The sophistication of the email spammers improves every day, and everyone must increase their vigilance levels accordingly. Here is a screenshot of an email I recently received that exemplifies this. It arrived in my inbox with the sender’s name as Charlotte Sneed, our USATF Pacific’s Board of Athletics President:
At this point I was a bit suspicious, but I replied to the email saying I was available to hear more. Here is the reply I received:
Would you be able to get an Amazon Gift Card purchase done for me now with your personal funds? I will reimburse you tomorrow. I am planning on surprising some of our diligent Board Members with gifts, I want this to remain confidential until they receive their gifts. Let me know .

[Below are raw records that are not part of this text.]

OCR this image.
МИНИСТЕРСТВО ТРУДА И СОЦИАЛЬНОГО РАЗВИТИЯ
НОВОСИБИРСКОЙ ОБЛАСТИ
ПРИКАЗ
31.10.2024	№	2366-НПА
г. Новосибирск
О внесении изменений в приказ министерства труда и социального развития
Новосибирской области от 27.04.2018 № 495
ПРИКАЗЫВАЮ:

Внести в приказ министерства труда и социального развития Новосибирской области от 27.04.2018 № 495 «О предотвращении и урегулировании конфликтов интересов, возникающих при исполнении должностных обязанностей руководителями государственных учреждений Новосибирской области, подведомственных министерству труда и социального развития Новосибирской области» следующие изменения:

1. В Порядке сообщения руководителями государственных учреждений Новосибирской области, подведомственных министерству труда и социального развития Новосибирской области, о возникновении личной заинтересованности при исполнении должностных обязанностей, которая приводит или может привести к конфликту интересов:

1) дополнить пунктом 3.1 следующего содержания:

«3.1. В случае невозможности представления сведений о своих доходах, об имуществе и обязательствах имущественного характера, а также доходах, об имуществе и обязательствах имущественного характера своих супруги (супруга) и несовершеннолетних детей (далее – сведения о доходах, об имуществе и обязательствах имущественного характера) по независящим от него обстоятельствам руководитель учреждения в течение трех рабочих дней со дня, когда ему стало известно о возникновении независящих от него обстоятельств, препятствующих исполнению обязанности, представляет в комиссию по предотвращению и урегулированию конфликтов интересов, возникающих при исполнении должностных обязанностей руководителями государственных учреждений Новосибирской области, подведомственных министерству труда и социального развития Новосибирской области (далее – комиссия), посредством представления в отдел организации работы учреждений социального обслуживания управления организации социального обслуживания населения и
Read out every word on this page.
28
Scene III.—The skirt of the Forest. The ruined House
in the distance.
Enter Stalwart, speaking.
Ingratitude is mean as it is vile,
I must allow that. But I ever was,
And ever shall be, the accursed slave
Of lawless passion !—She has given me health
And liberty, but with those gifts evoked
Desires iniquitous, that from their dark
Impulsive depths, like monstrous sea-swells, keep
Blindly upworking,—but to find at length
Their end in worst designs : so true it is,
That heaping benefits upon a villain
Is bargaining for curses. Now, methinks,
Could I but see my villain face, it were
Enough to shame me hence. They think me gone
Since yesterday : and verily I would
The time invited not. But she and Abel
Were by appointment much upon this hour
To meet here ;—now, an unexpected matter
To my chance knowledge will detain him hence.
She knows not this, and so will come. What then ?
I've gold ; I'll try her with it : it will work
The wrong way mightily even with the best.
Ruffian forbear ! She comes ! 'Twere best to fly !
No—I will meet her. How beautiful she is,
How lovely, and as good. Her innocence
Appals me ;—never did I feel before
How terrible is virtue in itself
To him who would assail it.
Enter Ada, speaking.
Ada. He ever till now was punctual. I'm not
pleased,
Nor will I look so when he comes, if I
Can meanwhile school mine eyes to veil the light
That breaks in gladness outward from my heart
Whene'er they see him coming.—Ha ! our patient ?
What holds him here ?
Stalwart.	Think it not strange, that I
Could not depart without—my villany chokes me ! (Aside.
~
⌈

We should all know that any emails with requests for spending money need to be immediately tossed or sent to the appropriate company’s fraud department.
Also, to confirm any suspicious email as spam (which I should have done with the first email), check the email address associated with the sender’s name (click on the name in the sender’s line to see this). In this case it was “[email protected]”. This was not an email address I had ever seen Charlotte use, so then I texted Charlotte asking her if she had sent this email. She replied “absolutely not”, and she gave me the only 2 email addresses she ever uses.
In lieu of texting the supposed email sender, you can check the contact list at pausatf.org, which has all the correct emails for everyone listed there. If it doesn’t match, toss the email or send it to the appropriate company’s fraud department.